Dyskusją, w której ścierały się polityczne poglądy obu stron konfliktu, wyraźnie zniesmaczony był prezydent Andrzej Dziuba. – Jestem zszokowany tą dyskusją. Próbujecie sobie odpowiedzieć na pytanie:, po co ja tu jestem. Kto i dlaczego mnie wybrał? Ja nie chcę i nie mogę się zgodzić na to, aby znowu wszystkie decyzje, także te dotyczące naszych spraw, były podejmowane w Warszawie. Aby to Warszawa o wszystkim decydowała. Jesteście samorządowcami, czy samorządowcami partyjnymi? – pytał.
Prezydent podał przy tym kilka przykładów ograniczania kompetencji samorządu: zmiany kadrowe w Wojewódzkim Funduszu Ochrony Środowiska, co może skutkować mniejszymi dotacjami na ekologię, czy zamieszanie wokół Agencji Rynku Rolnego. – Mam wrażenie, że bardziej jesteście działaczami partyjnymi a nie samorządowcami – podsumował Andrzej Dziuba, kierując te słowa pod adresem radnych PiS i TNMO.
Z kolei inna radna TNMO oświadczyła, że nie czuje się w Tychach komfortowo, że to nie jest „jej miasto”. Zbulwersowało to radną Urszulę Paździorek-Pawlik (Inicjatywa Tyska). – Przeciw czemu wy jesteście? Słyszę tutaj od radnej, że się nie identyfikuje z miastem. Że nie chce tu być. Że wy się źle tu czujecie. To mowa pełna żółci, to jest obrzydliwe, co tutaj słyszymy. Wszystko i wszystkich wokół trujecie tym spektaklem. Ludzie, opamiętajcie się! – apelowała. – Nie będę komentował tych słów – odparł radny Grzegorz Kołodziejczyk (PiS).

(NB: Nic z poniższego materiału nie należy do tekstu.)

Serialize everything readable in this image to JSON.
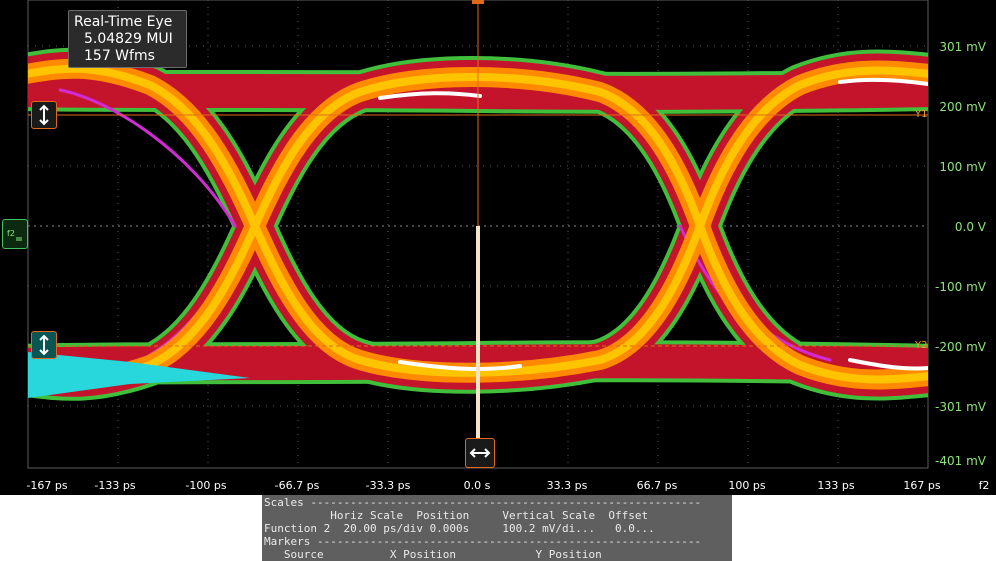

– O czym my tu dyskutujemy od ponad godziny? Nie o Karcie, tylko o tym, że niektórzy radni mają jakiejś swoje wydumane problemy. Odnieśmy się do Karty – zaapelował Wojciech Czarnota (PO). – Można odnieść wrażenie, że niektórzy z radnych nie chcą oddać głosu za lub przeciw samorządom – zauważył wiceprezydent Miłosz Stec.
Do najbardziej kuriozalnego stwierdzenia – jak na radnego miejskiego – posunął się Paweł Porszke z TNMO, który stwierdził, że „może Warszawa będzie lepiej realizowała politykę lokalną”.
Za poparciem Karty Samorządności było 14 radnych, 9 głosowało przeciw, dwójka się wstrzymała.
Ponowna, bardzo długa dyskusja wybuchła przy sprawozdaniu finansowym z wykonania budżetu za 2016 rok.
Ten wątek wymaga jednak osobnego przedstawienia w najbliższym numerze TT.
Na zdjęciu: Kierowana przez radnego Klaudiusza Slezaka (na pierwszym planie) Komisja Rewizyjna tyskiej Rady Miasta nie była zdolna podjąć decyzji w sprawie absolutorium dla prezydenta Andrzeja Dziuby.